Los Golpes Militares de la década del 70 destruyeron los aparatos productivos, dispararon las deudas externas ilegítimas, desarticularon la oposición de gremios y partidos políticos, impusieron el terror para acallar cualquier voz de reclamo, consolidaron el sistema de transferencia de riquezas desde nuestros países hacia los centros de poder capitalista, prepararon el camino para la entrega de las empresas estatales y los recursos naturales al capital internacional.
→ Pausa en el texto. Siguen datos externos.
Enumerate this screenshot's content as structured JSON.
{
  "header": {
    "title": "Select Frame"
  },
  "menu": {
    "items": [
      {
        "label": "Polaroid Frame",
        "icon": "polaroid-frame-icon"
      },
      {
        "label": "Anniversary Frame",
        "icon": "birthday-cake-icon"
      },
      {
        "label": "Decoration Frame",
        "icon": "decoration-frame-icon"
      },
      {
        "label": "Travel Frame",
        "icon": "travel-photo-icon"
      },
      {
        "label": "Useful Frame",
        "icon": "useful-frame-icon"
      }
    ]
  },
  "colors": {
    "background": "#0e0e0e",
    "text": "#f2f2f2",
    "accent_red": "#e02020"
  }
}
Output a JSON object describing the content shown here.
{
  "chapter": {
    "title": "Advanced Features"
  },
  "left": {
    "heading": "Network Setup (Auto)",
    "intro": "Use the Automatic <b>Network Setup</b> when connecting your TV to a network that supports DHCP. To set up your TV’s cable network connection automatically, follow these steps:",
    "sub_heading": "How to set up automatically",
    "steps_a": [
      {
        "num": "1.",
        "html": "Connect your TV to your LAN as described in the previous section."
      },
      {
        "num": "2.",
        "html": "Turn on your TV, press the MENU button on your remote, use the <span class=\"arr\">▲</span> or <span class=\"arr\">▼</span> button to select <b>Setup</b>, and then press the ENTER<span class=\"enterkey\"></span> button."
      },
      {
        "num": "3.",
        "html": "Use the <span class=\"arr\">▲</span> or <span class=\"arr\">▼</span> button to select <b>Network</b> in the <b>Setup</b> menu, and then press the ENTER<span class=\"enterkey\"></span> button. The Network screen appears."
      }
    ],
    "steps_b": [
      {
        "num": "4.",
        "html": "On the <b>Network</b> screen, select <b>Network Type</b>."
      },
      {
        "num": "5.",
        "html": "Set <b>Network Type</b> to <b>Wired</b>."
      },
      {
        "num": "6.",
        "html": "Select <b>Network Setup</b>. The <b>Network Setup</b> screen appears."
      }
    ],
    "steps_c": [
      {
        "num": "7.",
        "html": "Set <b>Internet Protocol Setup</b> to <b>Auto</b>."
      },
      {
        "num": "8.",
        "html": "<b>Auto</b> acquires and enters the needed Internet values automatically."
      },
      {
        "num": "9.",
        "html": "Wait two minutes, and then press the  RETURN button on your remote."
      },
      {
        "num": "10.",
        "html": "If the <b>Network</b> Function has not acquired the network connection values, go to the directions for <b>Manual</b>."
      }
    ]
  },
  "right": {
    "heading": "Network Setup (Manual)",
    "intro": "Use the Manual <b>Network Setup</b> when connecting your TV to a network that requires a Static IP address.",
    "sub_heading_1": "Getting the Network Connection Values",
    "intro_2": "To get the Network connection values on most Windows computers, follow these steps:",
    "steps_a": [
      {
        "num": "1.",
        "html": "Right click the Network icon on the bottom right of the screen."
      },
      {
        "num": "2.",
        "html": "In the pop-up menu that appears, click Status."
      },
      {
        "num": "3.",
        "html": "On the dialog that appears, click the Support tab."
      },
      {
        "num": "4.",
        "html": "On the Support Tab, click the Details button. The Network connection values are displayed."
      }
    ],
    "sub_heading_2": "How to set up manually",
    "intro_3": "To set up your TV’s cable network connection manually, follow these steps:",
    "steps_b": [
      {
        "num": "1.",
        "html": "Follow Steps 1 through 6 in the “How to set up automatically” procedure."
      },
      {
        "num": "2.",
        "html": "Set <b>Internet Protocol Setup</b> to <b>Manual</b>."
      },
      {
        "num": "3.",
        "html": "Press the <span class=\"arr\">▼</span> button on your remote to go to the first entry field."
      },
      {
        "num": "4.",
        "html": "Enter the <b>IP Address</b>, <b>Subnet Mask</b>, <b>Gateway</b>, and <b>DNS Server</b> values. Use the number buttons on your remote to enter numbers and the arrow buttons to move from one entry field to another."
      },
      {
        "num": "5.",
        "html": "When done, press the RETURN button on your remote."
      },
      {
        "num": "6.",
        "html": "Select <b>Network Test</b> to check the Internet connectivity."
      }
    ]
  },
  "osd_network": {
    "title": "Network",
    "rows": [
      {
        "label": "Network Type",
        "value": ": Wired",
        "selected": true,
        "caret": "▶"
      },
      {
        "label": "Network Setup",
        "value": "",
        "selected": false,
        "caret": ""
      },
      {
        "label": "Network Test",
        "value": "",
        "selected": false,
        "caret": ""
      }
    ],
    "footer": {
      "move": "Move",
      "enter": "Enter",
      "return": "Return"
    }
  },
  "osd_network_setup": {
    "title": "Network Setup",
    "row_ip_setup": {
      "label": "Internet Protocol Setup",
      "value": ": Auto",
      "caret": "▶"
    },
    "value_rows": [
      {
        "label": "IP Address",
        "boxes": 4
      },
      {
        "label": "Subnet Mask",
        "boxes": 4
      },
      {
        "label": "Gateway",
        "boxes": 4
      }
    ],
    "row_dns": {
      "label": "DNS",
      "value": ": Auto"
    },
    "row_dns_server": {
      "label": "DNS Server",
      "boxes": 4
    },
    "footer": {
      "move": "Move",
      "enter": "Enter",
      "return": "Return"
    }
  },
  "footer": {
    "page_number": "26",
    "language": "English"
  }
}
Y sentenciaron a muerte a millones de seres humanos, tal como ocurriera desde la llegada de Colón a nuestro continente.
Los golpes militares contaron con la planificación y ejecución de organismos, instituciones y empresas -locales y extranjeros- interesados mantener las relaciones de dominación; con la complicidad de numerosos grupos relacionados con el poder económico y con la complacencia de muchísimas personas del pueblo común que no valoraron las causas y los alcances de tal semejante represión.
No alcanza entonces hoy con alzar la consigna “Nunca más” si no se modifican las relaciones de poder.
Mientras esta realidad no se transforme, se seguirán escribiendo páginas de violencia contra el pueblo. Seguiremos sumando desaparecidos a la lista de los perdedores de la Historia. Seguiremos llorando la muerte de niños, el hambre, la desigualdad, la injusticia, la destrucción ambiental…
Seguiremos recreando y alimentando el malintencionado refrán, aquel que contradijo Jauretche: “mama, haceme grande porque zonzo me vengo solo”.